Certains travaux ont été hautement spécialisés, comme la pièce d'assurance catalytique et critique au centre de l'opération de sauvetage du pétrole brut du FSO Safer. Le FSO Safer a démontré que l'assurance ne concerne pas toujours ce qui est protégé, mais aussi ce qui est évité. Il a non seulement assuré le pompage du pétrole du Safer et sa récupération, mais il a également permis d'éviter des dommages environnementaux d'une valeur de 20 milliards de dollars dans la région.
Le besoin croissant de protection financière dans le monde est évident. L'équipe chargée de l'assurance et du financement des risques en est la preuve directe : au cours de l'année écoulée, nous avons reçu 36 demandes de soutien de la part de pays pour toute une série d'initiatives en matière d'assurance et de financement des risques liés au climat et aux catastrophes, demandes pour lesquelles nous ne disposons pas de ressources suffisantes.
Pour accélérer la résilience des pays et des communautés lors de la COP28, nous attendons certains résultats clés.

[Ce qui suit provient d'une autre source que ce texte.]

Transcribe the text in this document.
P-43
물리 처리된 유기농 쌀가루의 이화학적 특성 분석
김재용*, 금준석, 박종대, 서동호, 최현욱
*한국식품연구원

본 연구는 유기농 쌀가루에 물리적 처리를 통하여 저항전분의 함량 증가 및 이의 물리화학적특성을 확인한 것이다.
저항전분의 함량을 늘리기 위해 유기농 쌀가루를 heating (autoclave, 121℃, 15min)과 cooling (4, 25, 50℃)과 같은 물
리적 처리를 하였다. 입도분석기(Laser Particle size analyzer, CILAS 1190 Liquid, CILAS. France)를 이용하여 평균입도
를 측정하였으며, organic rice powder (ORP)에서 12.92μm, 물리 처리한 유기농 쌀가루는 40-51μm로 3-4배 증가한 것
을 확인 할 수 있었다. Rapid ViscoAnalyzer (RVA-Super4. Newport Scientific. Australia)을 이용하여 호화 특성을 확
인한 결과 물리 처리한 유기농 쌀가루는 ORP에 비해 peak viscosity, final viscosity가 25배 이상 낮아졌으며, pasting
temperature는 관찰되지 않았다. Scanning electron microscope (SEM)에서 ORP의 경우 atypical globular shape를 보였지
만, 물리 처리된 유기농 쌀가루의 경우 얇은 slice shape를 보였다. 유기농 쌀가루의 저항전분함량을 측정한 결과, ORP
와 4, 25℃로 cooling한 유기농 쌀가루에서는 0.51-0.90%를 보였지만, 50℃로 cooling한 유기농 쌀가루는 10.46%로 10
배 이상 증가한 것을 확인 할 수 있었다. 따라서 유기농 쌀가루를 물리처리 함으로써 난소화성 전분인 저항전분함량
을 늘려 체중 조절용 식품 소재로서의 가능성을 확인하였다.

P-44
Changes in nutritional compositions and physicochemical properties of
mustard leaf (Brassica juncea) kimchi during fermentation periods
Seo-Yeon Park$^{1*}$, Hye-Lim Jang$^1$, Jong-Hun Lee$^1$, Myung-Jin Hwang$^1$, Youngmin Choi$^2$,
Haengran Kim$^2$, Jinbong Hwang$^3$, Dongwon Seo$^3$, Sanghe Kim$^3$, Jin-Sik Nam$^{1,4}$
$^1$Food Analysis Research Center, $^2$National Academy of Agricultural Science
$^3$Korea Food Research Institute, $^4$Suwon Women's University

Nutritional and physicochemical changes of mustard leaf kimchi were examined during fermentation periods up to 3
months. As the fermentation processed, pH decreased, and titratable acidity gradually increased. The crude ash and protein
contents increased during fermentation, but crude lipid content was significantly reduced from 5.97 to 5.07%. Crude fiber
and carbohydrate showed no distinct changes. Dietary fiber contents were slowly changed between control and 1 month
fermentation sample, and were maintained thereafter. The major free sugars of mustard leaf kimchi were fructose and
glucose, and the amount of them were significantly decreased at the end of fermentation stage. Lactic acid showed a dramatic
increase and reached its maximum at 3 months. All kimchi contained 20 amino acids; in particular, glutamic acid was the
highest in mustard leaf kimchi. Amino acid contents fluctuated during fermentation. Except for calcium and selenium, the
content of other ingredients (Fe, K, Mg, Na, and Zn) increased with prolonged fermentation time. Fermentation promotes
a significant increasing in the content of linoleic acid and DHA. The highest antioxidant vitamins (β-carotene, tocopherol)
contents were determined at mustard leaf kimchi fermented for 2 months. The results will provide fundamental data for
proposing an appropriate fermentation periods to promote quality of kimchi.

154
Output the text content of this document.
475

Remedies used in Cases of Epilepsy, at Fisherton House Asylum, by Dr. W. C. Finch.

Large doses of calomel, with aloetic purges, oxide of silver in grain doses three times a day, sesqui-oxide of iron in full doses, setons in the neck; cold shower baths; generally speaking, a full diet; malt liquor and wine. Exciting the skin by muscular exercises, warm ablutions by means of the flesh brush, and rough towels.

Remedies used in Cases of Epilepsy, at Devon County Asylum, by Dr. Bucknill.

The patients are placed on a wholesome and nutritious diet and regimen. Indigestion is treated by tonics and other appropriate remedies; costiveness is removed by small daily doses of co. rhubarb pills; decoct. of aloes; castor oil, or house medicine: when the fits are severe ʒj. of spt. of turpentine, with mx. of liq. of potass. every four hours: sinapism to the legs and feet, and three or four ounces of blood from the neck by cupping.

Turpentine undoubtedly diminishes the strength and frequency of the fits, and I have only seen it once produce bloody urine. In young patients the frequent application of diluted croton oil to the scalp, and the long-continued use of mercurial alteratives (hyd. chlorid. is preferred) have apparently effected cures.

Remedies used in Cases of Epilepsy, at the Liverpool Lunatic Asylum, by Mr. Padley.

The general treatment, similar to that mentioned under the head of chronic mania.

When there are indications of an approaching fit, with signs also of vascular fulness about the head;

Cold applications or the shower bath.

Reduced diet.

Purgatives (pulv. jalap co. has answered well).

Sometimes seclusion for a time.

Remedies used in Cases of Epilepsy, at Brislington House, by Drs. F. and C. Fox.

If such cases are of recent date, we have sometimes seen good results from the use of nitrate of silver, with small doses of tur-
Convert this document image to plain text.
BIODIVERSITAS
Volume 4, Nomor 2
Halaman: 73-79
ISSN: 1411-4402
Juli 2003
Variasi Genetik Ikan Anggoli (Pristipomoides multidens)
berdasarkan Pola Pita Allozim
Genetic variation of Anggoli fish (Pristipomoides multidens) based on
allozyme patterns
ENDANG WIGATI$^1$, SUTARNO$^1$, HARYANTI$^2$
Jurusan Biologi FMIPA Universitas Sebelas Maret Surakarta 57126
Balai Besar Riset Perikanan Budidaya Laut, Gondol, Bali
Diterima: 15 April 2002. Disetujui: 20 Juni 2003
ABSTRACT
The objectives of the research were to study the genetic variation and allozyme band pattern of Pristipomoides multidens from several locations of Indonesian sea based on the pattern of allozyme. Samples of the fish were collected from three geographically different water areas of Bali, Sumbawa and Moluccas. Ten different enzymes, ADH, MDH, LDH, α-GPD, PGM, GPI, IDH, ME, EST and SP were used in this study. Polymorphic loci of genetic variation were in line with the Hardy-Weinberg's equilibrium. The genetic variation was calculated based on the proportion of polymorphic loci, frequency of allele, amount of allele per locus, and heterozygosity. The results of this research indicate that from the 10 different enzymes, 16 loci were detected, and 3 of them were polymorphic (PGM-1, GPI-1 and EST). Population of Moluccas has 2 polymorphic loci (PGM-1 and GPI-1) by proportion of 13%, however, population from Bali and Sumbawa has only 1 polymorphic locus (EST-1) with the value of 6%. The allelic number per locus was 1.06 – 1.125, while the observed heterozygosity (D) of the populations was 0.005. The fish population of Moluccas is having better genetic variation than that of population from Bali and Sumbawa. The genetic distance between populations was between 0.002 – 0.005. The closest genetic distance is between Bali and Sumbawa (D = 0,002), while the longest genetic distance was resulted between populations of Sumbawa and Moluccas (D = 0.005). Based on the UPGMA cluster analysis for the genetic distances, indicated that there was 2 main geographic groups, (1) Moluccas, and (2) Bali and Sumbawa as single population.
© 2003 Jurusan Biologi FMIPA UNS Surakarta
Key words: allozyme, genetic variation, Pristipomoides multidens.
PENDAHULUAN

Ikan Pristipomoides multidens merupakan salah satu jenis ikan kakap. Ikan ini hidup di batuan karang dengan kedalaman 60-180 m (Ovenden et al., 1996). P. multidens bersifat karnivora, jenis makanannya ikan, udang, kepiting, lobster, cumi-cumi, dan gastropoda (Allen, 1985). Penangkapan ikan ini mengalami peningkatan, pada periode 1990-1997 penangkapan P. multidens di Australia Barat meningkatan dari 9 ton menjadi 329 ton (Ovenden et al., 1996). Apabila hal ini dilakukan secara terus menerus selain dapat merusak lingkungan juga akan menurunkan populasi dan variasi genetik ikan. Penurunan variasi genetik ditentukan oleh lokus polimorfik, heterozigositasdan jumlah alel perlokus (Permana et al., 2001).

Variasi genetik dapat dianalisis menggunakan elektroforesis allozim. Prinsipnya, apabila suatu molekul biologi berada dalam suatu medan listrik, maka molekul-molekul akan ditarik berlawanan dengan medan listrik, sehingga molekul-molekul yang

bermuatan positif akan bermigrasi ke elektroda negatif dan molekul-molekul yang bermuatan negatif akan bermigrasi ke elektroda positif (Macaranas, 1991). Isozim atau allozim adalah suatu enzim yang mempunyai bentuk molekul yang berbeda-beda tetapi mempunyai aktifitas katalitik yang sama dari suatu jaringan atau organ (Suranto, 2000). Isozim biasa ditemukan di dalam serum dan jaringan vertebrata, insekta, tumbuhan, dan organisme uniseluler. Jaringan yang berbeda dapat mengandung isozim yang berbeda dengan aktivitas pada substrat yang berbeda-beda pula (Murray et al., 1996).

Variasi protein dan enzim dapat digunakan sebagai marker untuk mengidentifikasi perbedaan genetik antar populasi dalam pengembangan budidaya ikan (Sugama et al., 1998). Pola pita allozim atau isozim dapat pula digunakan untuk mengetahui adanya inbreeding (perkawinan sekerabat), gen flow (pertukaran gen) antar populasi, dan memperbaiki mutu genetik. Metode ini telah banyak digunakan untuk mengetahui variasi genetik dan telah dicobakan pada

Une augmentation massive du financement de l'adaptation, de la résilience et de la résilience financière est la première chose à faire.
Les gouvernements donateurs internationaux doivent changer de mentalité et prendre des engagements concrets en faveur de l'assurance et des mécanismes de transfert de risques préétablis, ainsi que des investissements substantiels dans la capacité nationale à gérer les risques, financièrement, y compris le développement du marché de l'assurance.
Les bailleurs de fonds philanthropiques devraient chercher à savoir comment leur influence croissante peut être mise au service de la résilience financière et protéger leurs investissements à long terme dans les domaines de la santé, de l'agriculture et de la gouvernance.
Le secteur de l'assurance doit jouer un rôle croissant, de la modélisation à l'analyse, de l'assistance technique à la construction de produits d'assurance, en travaillant en étroite collaboration avec les gouvernements et la communauté du développement. Le secteur peut-il également investir davantage dans le développement de produits et de primes, contribuant ainsi à sécuriser ses marchés à long terme ? La COP28 pourrait donner une bonne indication de leur volonté de le faire.
D'une manière générale, nous devons nous concentrer davantage sur le développement de la résilience financière dans les pays où les contraintes de capacité peuvent limiter le développement, tels que les PMA, les PEID et les États fragiles.
Et, pour revenir à la COP28, avec le résultat du fonds pour les pertes et dommages, nous devons nous assurer que la résilience financière est l'un des piliers essentiels de ce travail, et que le financement nécessaire est fourni.
Des travaux récents de l'Institute for Sustainability Leadership de l'Université de Cambridge nous apprennent qu'un milliard de dollars de financement seulement pourrait fournir une protection financière de 75 milliards de dollars dans les PMA et les PEID.
C'est ce vers quoi nous devons tendre à Dubaï, des visions audacieuses qui peuvent conduire à une plus grande résilience financière. Si nous ne protégeons pas financièrement les personnes et la planète, nous serons toujours exposés aux risques et aux chocs qui se multiplient chaque jour autour de nous.